Catherine Kintzler : « la laïcité a produit plus de libertés que ne l’a fait aucune religion »

Catherine Kintzler, professeur honoraire à l’université de Lille III et vice-présidente de la société de philosophie, a enseigné une vingtaine d’années en lycée. Ses domaines de recherche touchent à la philosophie de l’art et à la philosophie politique. Son livre Penser la laïcité paru en 2014 aux éditions Minerve, est considéré comme un ouvrage de référence. Elle y propose une réflexion exigeante et passionnante sur le concept de laïcité, illustrée par de nombreux exemples. Dans la première partie de cet entretien, elle revient sur la définition de ce concept.

Au vu de la longeur de l’entretien, nous avons choisi de ne vous en présenter que deux extraits, les plus accessibles. Si vous désirez lire l’ensemble des propos de Catherine Kintzler, vous suivrez ce lien vers le site de la revue des deux mondes sur lequel l’entretien original a été publié le 15 01 2018 

Extraits :

Revue des Deux Mondes – L’ « efficacité de la laïcité se mesure au degré de liberté qu’elle permet », écrivez-vous dans le même livre. En quoi liberté et laïcité sont-elles indissolublement liées ?

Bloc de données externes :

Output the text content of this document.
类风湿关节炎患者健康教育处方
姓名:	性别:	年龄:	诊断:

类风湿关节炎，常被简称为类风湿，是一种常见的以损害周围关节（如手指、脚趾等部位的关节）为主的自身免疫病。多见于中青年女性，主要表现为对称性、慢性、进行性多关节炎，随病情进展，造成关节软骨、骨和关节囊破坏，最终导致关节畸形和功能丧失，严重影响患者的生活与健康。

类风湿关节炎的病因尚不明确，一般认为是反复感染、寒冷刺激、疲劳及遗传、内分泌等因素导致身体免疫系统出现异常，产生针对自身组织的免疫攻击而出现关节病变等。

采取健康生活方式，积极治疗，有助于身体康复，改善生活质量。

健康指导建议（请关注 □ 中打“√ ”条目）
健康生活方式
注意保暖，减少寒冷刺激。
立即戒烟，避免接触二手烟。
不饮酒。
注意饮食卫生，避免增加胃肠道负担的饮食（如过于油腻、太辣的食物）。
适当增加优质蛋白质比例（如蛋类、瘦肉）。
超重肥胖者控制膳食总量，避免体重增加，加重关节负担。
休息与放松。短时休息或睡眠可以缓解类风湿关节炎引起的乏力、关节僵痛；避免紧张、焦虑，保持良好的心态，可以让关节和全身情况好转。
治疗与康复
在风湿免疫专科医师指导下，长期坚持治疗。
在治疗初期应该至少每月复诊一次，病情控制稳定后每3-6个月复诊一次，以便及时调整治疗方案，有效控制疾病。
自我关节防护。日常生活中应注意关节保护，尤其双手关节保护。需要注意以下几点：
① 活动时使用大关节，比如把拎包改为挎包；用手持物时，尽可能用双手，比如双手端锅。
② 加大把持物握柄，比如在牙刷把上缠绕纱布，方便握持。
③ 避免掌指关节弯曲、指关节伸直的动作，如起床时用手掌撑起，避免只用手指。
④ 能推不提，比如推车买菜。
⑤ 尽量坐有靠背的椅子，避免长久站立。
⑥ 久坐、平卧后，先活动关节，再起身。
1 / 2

Catherine Kintzler – Le régime de laïcité combine deux principes et distingue de ce fait deux domaines. D’une part ce qui participe de l’autorité publique s’abstient au sujet des croyances et incroyances – c’est le principe de laïcité stricto sensu. Mais il ne faut pas oublier l’autre aspect, qui donne sens au principe précédent et qui est conditionné par lui : partout ailleurs y compris en public, c’est la liberté d’expression qui s’exerce dans le cadre du droit commun. On peut avoir la croyance ou l’incroyance qu’on veut, la manifester publiquement, pourvu que cela respecte le droit commun.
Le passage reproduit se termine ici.